What points should a hospital or medical group consider when generating a pre-service estimate of patient responsibility for patients with traditional Medicare coverage? Do these points change if the hospital or medical group requests payment of that estimate prior to service delivery?
Answer 1: I am making the assumption that this question is related to outpatient services, because inpatient hospital services for Medicare patients only carry the Part A deductible liability, and depending on days utilized, the co-insurance and lifetime days daily copayment amounts.
The trick with giving patients an estimate for outpatient hospital services is that patient liability is based on the ambulatory payment classification (APC) payment, not the charges. Of course, any lab tests are on the fee schedule and do not carry a copayment. Unless you have a way to determine what the APC payment would be, it’s nearly impossible to give the patient an accurate estimate of liability.
Our organization has elected not to try, and we bill the patient after Medicare makes their payment. The vast majority of our Medicare eligible patients have some form of secondary coverage, either supplemental plans or Medicaid.
This question was answered by: Brenda Loper, regional director of access services for four Sentara Healthcare hospitals.
Answer 2: Estimates including physician services become much more complex and you need to ensure the appropriate CPT codes are provided and that all services are included (i.e., anesthesia, radiology, pathology, and the surgeon or proceduralist). We have developed a process, but it needs continual refinement and fine tuning.
It should be noted that the vast majority of our Medicare patients do have a supplemental plan that covers the deductible and copayment amounts.

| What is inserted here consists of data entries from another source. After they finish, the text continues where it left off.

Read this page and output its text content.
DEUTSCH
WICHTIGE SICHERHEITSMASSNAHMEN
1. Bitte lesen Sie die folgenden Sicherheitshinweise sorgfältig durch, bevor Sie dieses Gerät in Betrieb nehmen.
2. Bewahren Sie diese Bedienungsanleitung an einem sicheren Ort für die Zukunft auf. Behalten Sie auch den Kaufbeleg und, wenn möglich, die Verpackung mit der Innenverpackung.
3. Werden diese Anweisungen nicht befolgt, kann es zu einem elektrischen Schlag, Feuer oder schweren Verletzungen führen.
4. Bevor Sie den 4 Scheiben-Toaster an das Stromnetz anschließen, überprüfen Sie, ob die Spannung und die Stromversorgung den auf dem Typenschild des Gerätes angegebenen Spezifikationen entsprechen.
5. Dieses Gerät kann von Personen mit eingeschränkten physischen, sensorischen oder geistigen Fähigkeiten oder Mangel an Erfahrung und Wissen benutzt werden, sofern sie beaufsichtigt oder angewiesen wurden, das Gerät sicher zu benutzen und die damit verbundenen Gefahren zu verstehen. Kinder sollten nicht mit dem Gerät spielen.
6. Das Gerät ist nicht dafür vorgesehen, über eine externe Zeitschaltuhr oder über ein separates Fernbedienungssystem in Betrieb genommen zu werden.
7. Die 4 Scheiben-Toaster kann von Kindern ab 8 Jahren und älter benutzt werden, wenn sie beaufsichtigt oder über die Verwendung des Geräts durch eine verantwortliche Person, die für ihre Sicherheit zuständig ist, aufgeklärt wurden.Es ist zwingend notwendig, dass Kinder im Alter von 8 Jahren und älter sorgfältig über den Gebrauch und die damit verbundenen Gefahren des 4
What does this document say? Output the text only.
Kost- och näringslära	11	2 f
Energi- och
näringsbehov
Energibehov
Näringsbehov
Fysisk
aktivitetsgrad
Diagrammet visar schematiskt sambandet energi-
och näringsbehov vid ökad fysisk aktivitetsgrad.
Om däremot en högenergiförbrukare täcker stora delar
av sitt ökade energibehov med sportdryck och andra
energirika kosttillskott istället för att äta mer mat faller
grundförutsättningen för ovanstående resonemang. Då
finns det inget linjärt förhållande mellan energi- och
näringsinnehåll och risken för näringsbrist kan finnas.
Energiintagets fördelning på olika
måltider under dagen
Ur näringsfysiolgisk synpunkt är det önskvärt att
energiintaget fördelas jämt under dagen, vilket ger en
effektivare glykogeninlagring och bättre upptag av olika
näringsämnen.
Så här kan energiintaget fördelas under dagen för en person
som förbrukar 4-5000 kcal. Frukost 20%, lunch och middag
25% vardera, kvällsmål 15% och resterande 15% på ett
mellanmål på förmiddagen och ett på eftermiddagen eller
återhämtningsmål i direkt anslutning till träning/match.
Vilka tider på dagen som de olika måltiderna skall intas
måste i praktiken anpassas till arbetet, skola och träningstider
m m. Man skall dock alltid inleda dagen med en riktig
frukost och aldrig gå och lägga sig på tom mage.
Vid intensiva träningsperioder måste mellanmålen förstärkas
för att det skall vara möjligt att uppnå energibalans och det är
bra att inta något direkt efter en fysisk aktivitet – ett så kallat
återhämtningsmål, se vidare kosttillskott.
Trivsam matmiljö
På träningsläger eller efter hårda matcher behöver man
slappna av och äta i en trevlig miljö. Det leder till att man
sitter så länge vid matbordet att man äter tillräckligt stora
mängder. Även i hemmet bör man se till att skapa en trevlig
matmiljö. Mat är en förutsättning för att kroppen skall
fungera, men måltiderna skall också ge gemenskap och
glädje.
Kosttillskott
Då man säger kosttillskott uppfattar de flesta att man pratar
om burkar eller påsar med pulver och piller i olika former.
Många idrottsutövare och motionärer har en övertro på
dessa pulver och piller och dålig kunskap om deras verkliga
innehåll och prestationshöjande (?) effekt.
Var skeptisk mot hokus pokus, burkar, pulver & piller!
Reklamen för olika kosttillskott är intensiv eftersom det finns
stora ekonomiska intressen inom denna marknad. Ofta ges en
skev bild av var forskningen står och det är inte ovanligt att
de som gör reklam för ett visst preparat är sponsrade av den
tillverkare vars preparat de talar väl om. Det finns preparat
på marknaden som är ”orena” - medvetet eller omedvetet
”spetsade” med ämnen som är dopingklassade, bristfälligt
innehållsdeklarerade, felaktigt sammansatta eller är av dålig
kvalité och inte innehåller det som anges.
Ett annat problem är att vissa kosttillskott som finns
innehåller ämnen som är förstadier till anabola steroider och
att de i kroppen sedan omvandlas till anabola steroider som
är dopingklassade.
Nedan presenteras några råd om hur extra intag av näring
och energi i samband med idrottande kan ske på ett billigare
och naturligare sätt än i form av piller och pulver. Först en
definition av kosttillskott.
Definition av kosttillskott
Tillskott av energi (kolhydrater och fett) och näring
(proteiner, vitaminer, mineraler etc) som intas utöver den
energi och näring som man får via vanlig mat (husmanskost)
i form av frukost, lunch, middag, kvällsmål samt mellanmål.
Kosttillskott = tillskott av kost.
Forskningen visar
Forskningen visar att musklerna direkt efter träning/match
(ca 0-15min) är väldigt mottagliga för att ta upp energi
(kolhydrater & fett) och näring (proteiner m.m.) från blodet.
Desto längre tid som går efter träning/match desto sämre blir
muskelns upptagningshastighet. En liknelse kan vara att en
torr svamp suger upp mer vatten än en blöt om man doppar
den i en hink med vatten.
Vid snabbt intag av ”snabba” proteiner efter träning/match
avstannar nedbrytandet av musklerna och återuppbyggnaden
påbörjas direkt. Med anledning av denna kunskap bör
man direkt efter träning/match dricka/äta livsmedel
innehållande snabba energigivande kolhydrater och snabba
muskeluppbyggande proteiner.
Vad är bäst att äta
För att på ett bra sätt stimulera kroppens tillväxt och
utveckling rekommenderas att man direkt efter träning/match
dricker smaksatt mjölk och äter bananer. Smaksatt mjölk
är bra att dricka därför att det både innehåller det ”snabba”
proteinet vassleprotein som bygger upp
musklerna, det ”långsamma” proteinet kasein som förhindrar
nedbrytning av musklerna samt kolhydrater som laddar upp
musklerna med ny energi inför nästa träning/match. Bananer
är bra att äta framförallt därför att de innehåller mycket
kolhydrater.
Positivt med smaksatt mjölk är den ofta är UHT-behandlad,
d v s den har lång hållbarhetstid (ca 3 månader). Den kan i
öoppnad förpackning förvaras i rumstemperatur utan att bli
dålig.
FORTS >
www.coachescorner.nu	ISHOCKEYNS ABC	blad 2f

This question was answered by: Matt Levsen, CPA, FHFMA, associate CFO, University of Missouri Health Care and a member of HFMA’s Show-Me Missouri Chapter.
Answer 3: For outpatient services, our price estimator calculates the APC based on the primary CPT code and gives the national standard co-insurance. Representatives can then add the deductible if that is due as well. This process can get complex because there can be multiple CPT codes with associated co-insurance for the same account, but I believe there is a federal guideline that if a patient asks for an estimate, a provider is obligated to provide one so providing one at least at a high level is a great start.
This question was answered by: Suzanne Lestina, FHFMA, CPC, vice president, client innovation, AvadyneHealth and a member of HFMA’s First Illinois Chapter.
Answer 4: Traditional Medicare coverage out-of-pocket estimates are the easiest. As others have said, the out-of-pocket is likely small if there is secondary coverage or Medicaid.
If there isn’t secondary coverage, then an algorithm based on finding previous Medicare patients with similar treatments is the best approach. This is easier than other payers because the approved amounts are set, so the 20 percent that the patient owes is likely more consistent than for the many individual variations of private plans. There will be less variation from previous averages, leading to a more accurate estimate.
Note that we don’t collect up front from Medicare patients. We give estimates to anyone who requests them, so my comments relate to those types of estimates done on request.
This question was answered by: Ruth Lande, vice president, patient revenues, Memorial Sloan-Kettering Cancer Center and a member of HFMA’s Metropolitan New York Chapter.